Traitement de la Corrosion Superficielle : Méthodes Manuelles et Chimiques
La corrosion superficielle se manifeste par la présence de rouille ou de piqûres légères sur la surface du métal. Elle peut être traitée de manière efficace.
- Préparation mécanique de la surface : Le traitement local des surfaces rouillées se fait à la main (grattoirs, petit marteau, brosse métallique, papiers de verre adaptés…) ou avec de petits appareils électro portatifs de type meuleuse et ponceuse. Outre ces méthodes, le sablage ou l'hydrogommage, déjà décrits en détails sur ce site, sont des techniques puissantes pour nettoyer de grandes surfaces ou des zones fortement atteintes.
- Application d'un convertisseur de rouille : Après la préparation mécanique, appliquez un convertisseur de rouille sur la zone nettoyée. Sa mise en œuvre se fait au pinceau (masque obligatoire et à l'air libre). Une fois sec, il fait changer de couleur la rouille, indiquant qu'il a agi.

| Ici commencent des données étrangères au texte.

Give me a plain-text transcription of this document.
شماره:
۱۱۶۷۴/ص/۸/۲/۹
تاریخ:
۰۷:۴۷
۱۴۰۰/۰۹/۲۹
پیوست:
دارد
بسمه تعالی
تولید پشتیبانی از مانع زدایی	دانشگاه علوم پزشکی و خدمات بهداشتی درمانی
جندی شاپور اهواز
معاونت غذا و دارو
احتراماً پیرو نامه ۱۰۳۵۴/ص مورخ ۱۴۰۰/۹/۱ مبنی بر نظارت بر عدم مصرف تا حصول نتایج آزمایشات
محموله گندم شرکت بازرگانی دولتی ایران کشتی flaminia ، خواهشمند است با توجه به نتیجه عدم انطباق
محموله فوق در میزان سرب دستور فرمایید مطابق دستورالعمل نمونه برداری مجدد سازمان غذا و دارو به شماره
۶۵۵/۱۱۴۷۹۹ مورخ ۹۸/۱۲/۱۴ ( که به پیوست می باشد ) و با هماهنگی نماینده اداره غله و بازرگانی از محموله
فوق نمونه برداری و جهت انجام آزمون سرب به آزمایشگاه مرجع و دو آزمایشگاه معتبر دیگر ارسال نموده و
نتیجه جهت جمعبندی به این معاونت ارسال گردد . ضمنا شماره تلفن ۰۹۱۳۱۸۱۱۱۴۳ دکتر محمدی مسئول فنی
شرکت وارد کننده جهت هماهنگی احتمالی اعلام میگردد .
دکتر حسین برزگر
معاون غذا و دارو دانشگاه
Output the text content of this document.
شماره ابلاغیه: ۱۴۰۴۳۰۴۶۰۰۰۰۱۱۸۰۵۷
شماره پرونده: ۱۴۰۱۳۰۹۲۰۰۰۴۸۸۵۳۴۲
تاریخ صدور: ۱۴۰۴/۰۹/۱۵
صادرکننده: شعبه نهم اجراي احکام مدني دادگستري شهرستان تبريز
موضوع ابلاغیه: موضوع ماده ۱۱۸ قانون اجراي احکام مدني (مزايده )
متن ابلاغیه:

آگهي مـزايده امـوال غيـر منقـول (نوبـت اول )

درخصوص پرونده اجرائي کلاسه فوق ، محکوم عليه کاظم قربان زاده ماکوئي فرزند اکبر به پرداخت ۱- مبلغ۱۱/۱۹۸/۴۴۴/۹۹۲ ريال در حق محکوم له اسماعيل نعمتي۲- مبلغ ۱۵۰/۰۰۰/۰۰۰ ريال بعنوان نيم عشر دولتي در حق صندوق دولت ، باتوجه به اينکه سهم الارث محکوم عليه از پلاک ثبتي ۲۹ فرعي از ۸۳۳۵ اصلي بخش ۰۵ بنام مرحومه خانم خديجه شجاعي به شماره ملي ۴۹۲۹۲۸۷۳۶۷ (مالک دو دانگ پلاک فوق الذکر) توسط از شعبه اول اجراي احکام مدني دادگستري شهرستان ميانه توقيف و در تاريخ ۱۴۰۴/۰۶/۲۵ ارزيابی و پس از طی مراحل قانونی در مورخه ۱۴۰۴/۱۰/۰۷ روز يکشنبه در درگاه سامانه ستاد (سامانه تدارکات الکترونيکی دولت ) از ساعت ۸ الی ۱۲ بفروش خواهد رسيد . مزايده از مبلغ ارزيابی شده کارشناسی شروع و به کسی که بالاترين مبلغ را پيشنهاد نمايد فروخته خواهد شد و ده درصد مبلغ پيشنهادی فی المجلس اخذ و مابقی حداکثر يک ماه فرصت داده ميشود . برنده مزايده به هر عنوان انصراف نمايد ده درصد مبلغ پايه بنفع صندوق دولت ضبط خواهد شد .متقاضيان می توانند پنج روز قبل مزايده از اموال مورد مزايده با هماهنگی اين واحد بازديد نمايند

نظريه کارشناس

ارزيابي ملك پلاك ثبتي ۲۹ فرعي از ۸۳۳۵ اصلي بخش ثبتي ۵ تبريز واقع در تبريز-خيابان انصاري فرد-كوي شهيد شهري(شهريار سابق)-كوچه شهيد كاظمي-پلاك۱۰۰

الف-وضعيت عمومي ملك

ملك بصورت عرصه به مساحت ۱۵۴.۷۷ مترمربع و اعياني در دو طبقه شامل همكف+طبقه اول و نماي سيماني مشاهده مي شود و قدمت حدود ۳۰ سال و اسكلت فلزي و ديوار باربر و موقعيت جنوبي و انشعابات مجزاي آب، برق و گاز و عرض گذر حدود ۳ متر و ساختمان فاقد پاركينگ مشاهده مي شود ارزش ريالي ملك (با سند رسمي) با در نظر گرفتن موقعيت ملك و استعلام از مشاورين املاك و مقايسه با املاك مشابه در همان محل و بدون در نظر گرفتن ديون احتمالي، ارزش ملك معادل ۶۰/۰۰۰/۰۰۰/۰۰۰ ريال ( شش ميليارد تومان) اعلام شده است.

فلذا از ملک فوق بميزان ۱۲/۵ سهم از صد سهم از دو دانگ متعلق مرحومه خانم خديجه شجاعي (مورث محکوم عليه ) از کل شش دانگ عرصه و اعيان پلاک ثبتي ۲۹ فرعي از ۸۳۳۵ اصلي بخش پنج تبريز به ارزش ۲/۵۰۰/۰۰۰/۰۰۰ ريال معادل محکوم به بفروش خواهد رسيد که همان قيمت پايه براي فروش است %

Il convient ensuite de bien rincer et de bien essuyer la surface traitée.
- Produits spécifiques :
- Rustol : Contrairement à ce que diffuse "radio-ponton" régulièrement, le "Rustol" basique est compatible avec tous les vernis, peintures, laques et lasures à liant gras (alkydes) séchant et restant à l’air, peintures à l’huile, peintures glycérophtaliques, uréthanes monocomposants, peintures à base d’asphalte pétrolier, enduits gras… Tant que le Rustol n'est pas vraiment sec, il reste élastique, offrant une certaine flexibilité au revêtement. Cependant, si vous avez bien lu l'étiquette, il n'est pas recommandé de couvrir le Rustol avec des produits bi-composants, une information cruciale pour éviter les problèmes d'adhérence et de durabilité du revêtement final.
- FEROSE : De même, ce produit concurrent du précédent, mais de couleur noire, est prévu uniquement sur la partie émergée des bateaux (eaux mortes). Il est important de noter qu'il n'est chimiquement pas compatible avec la majorité des peintures époxy de carène. Pour l'application, il convient d'appliquer très peu de FEROSE au pinceau, à la brosse, au rouleau ou au pistolet, en repassant plusieurs fois afin d'éviter les coulures, garantissant ainsi une couche fine et uniforme.
Corrosion Avancée : Quand Faire Appel à un Professionnel
La corrosion avancée se caractérise par des trous, des fissures ou une perte importante de matière métallique. Dans ce cas, les traitements superficiels ne suffisent plus. Il est préférable de faire appel à un professionnel pour effectuer les réparations nécessaires, car cela peut impliquer des soudures, le remplacement de pièces ou des interventions structurelles complexes qui nécessitent un savoir-faire et un équipement spécialisés.